I frowned slowly walking over. Why the bed… couldn’t we just talk on the couch like normal people? I resisted to growl, I don’t like going on my bed, why can’t he see I don’t like my bed? Jake looked at me sadly,

“I know you haven’t been anywhere near it Felix, but it’s good for you. You can’t live your life sleeping on the couch, but only getting two or three hours sleep anyway. And I know you have been getting less sleep lately.” I frowned, looking far away and I subconsciously covered my eyes with my hair. The rings under my eyes were the only obvious ways one could tell that I was lacking sleep.

“It’s not just that Jake. I just can’t get to sleep, not anymore.” Jake frowned, but then smirked. He moved to stand right next to me, where he grabbed my hand pulling me to the bed.

“Well then I guess that is what we are going to do.” I was confused as hell,

“Jake what do you mean?” Jakes smirk grew. As he pulled back the blankets on my bed, and set the pillows up all without letting go of me.
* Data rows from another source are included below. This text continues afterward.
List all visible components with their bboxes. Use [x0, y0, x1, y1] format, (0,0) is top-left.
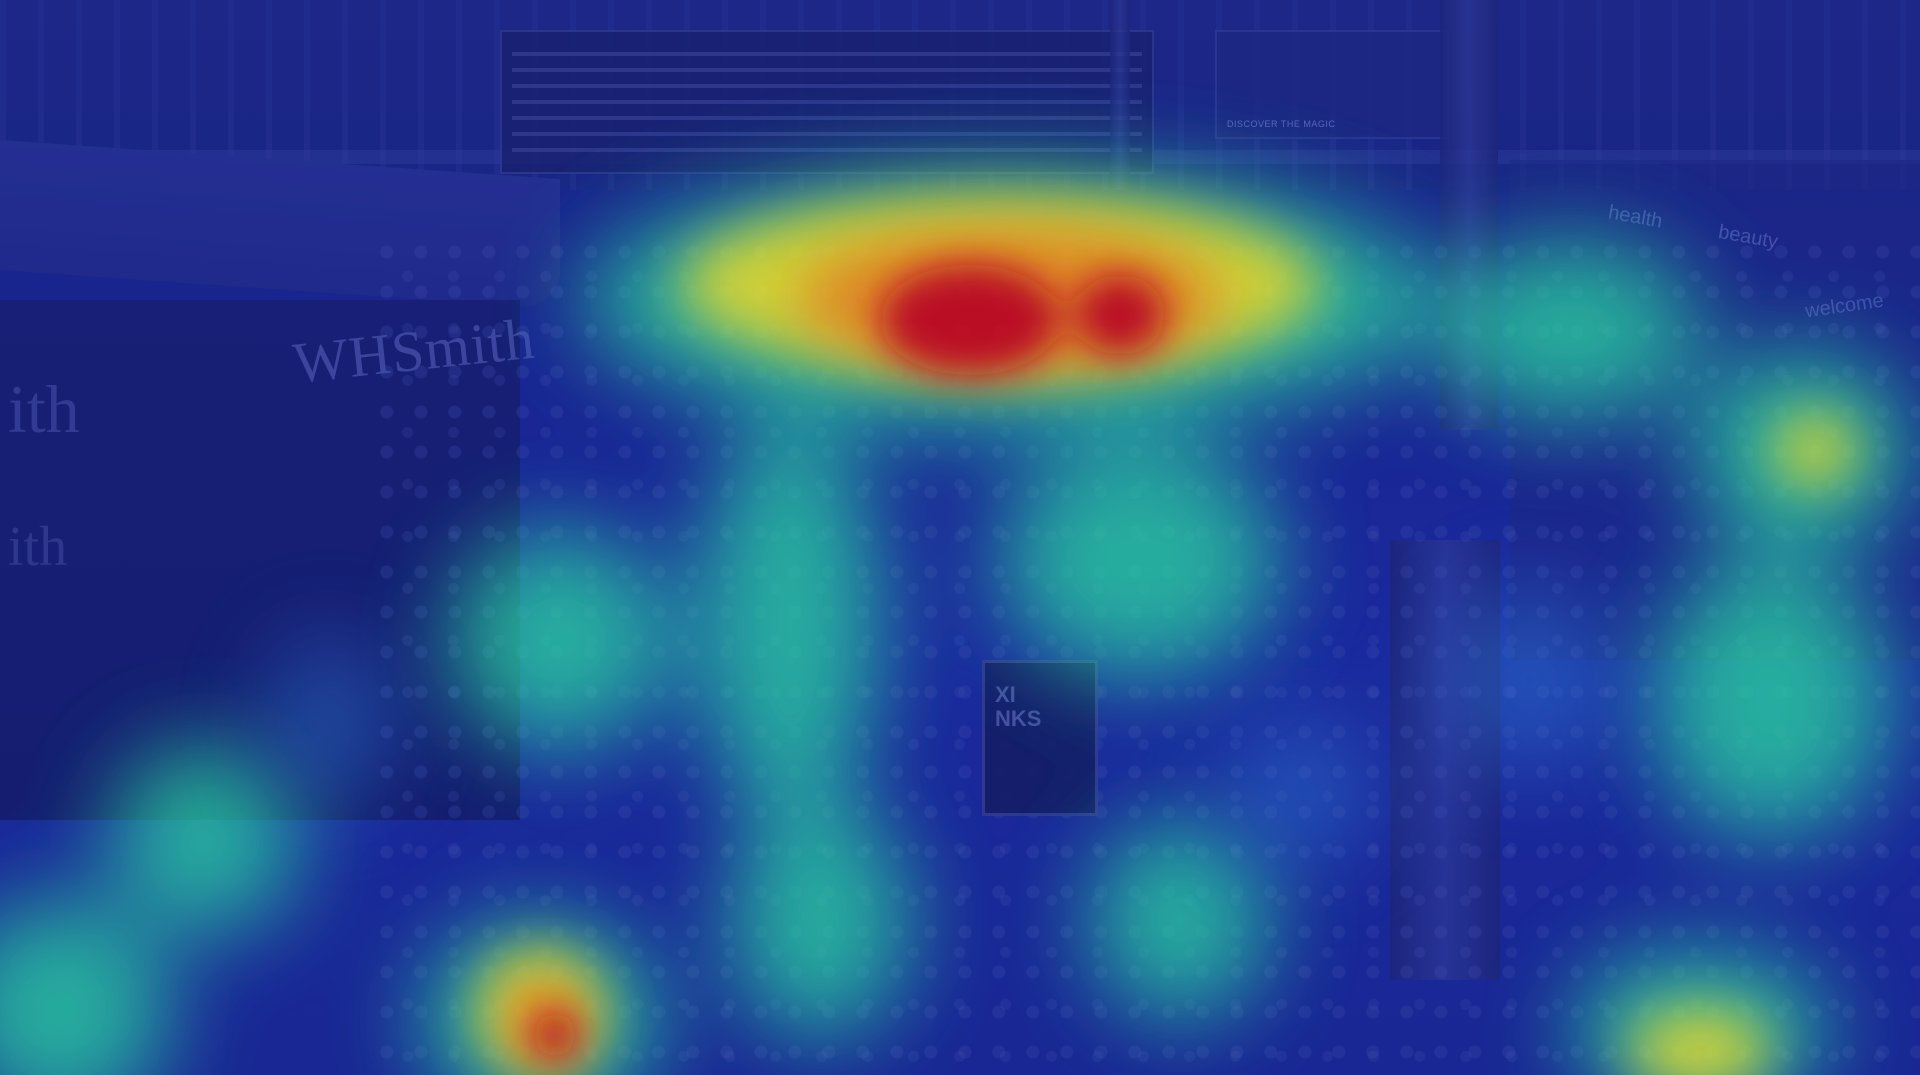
board-row [512, 100, 1142, 104]
board-row [512, 148, 1142, 152]
board-row [512, 116, 1142, 120]
taxi-sign-text: XI NKS [995, 682, 1042, 731]
poster-text: DISCOVER THE MAGIC [1227, 119, 1336, 129]
kiosk-sign-left-lower: ith [8, 516, 68, 578]
taxi-sign: XI NKS [982, 660, 1098, 816]
board-row [512, 52, 1142, 56]
board-row [512, 132, 1142, 136]
crowd-texture [380, 240, 1920, 1075]
kiosk-body [0, 300, 520, 820]
board-row [512, 68, 1142, 72]
kiosk-sign-left: ith [8, 371, 80, 447]
right-poster: DISCOVER THE MAGIC [1215, 30, 1449, 139]
pillar [1110, 0, 1130, 190]
departures-board [500, 30, 1154, 174]
board-row [512, 84, 1142, 88]
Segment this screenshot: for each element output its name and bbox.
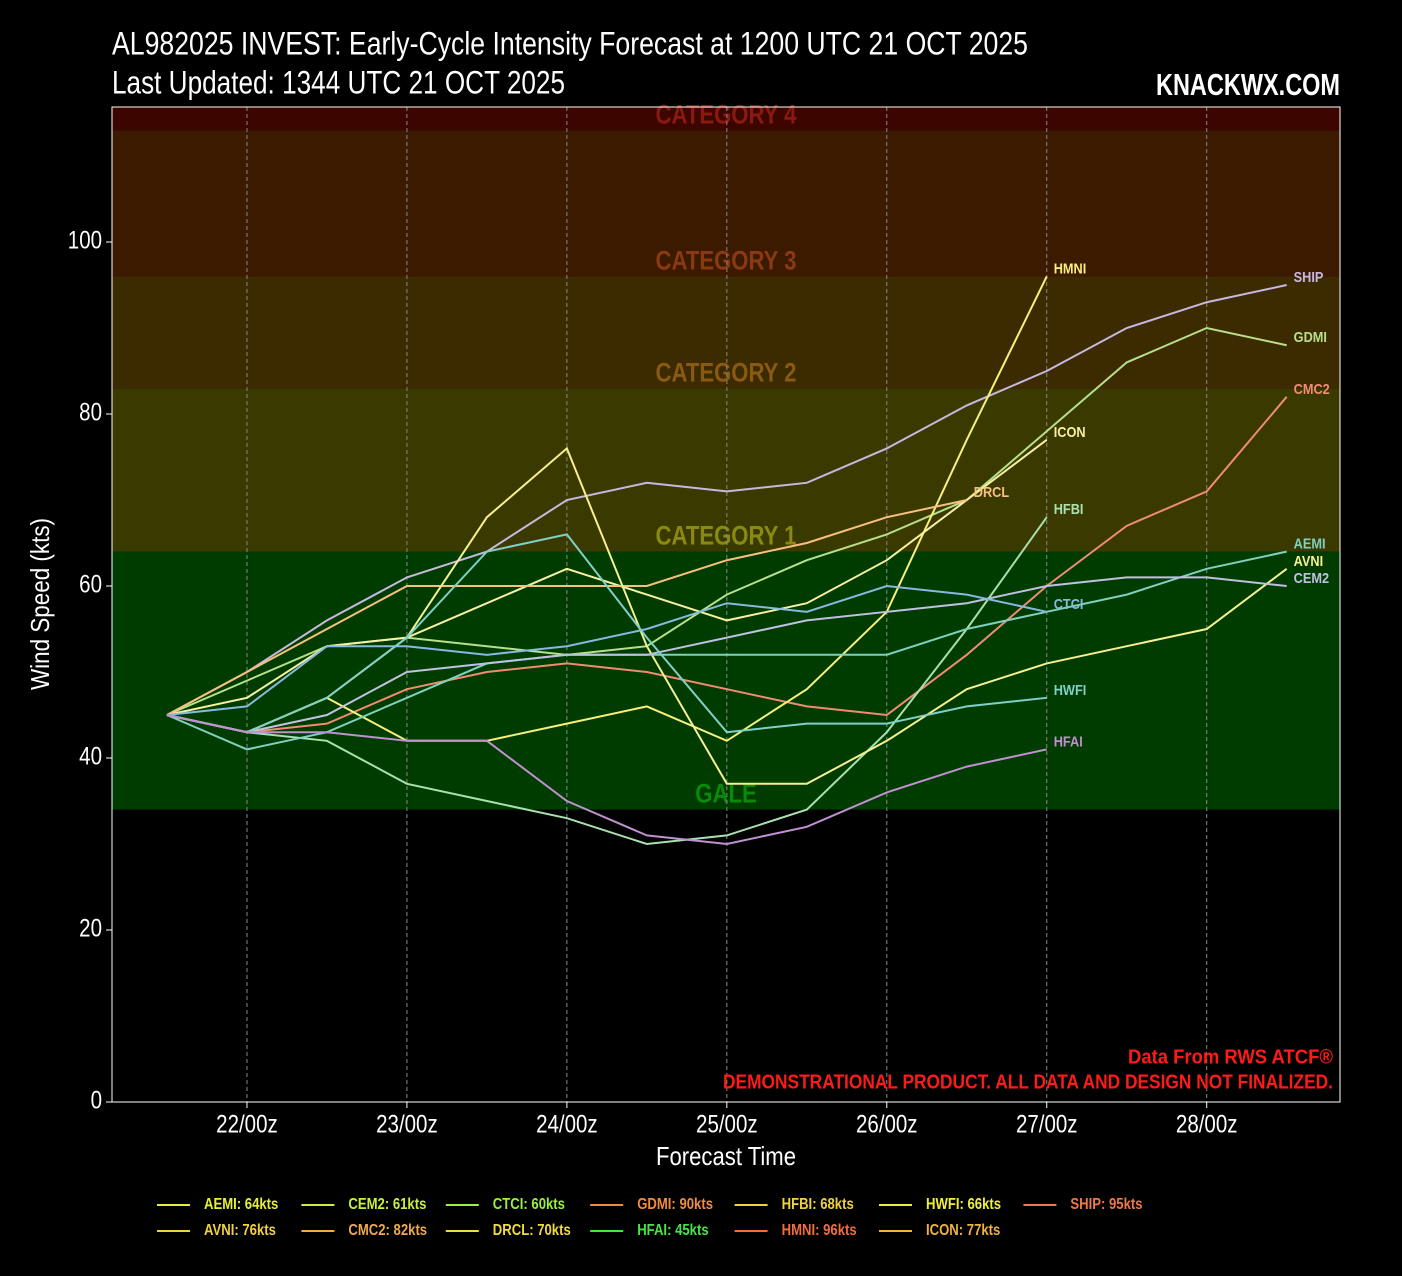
series-end-label: CEM2 (1294, 569, 1330, 586)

“Jake what are you doing?” Jake stopped his actions and turned to me.

“Felix. Right here and right now, we are going to sleep in this bed. You need it Felix,” I frowned knowing he was right. He was always right,

“When did you become so wise?” Jake smiled,

“I think it’s a natural thing.” I laughed as Jake pulled me so I was now standing right next to the bed. He gestured for me to get in first, I sighed knowing he was not going to give this up. I let go of his hand, and slowly moved into the bed, the softness of the mattress freaking me out. I quickly lay down, Jake soon following me.

Jake pulled the covers over us and pulled me close. I tensed up and tried to move away, but Jake kept his grip on me tight. I knew there was no chance of me getting away, so I gave in. our legs intertwined and our shoes were probably the most annoying things in the world. I growled sitting up slightly and pushing the blankets off.

“Felix what are you doing?” I rolled my eyes,

“I am taking these bloody shoes off. Take yours off too,” Jake eyes widened and we sat up together, taking our shoes off,

“I didn’t even notice.” I laughed at him as he blushed,

“I kind of guessed that, but hey, I don’t mind, it’s cute.” Jake blushed even more reminding me of the last time I called him cute. Once all shoes were removed we lay back down, our legs intertwining again, but this time it was comfortable, I soon felt sleep falling over me. I groaned and moved in closer to Jake, whose warm body was blocking out the unusual feeling of coldness. I smile blessed my lips, and soon… I was asleep in my bed, for the first time in three years.